The security logs has the remote log-on listed, but the IP I traced to a proxy in Texas (we are in Chicago) so there is no proving this.
The intruder got in using the old BESAdmin service - password was never changed - and from there was able to give himself privileges enough to get into AD and make password changes to the Admin account (this is not the Administrator account but a 2nd "Admin" account we use to allow the office manager some admin rights.)
My worry is that among the security logs, in-between the unauthorized log-on and their retreat - was this:
"Event Type: Success Audit
Event Source: Security
Event Category: System Event
Event ID: 515
Time: 10:31:00 PM
User: NT AUTHORITY\SYSTEM
A trusted logon process has registered with the Local Security Authority.
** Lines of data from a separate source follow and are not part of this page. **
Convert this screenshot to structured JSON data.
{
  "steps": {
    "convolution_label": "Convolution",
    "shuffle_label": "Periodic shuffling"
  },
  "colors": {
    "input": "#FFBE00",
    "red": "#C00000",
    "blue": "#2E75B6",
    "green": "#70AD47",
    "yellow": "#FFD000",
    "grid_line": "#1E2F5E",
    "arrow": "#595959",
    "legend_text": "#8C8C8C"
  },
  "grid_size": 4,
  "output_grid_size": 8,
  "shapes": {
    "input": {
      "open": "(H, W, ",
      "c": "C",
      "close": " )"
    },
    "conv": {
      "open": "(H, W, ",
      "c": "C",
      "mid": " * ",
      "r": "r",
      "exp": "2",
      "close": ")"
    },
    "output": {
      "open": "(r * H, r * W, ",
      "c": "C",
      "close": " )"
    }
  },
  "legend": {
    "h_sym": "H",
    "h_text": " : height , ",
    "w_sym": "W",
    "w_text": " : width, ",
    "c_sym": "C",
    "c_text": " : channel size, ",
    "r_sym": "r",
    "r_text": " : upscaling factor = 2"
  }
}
This logon process will be trusted to submit logon requests.
Logon Process Name: Winlogon\MSGina
For more information, see Help and Support Center at http://go.microsoft.com/fwlink/events.asp
Now, has the "hacker" set up another means of authentication to my server?
Again, all passwords have been changed again, including those on the BESAdmin. The ports and passwords for VNC access have been changed and the 2 accounts belonging to Enterprise Admin and Domain admin are secure.
But how about this Event 515 and "A trusted logon process has registered with the Local Security Authority" addition I seem to have now?
How do I lock this thing down?
**Also, the reason the hacker left was it seems he accidentally tripped the Windows Update Service icon and the server rebooted after the updates were installed. If the server had not rebooted we would never have know he was there (the SQL Express service never starts on its own after a re-boot and it causes a world of hurt for BB users, so the phone started ringing early this morning)
Then he/she never came back. But the logs don't lie. And the password for "Admin" was definitely altered at 10:43pm (2 minutes before the update re-boot) - perhaps so they could return.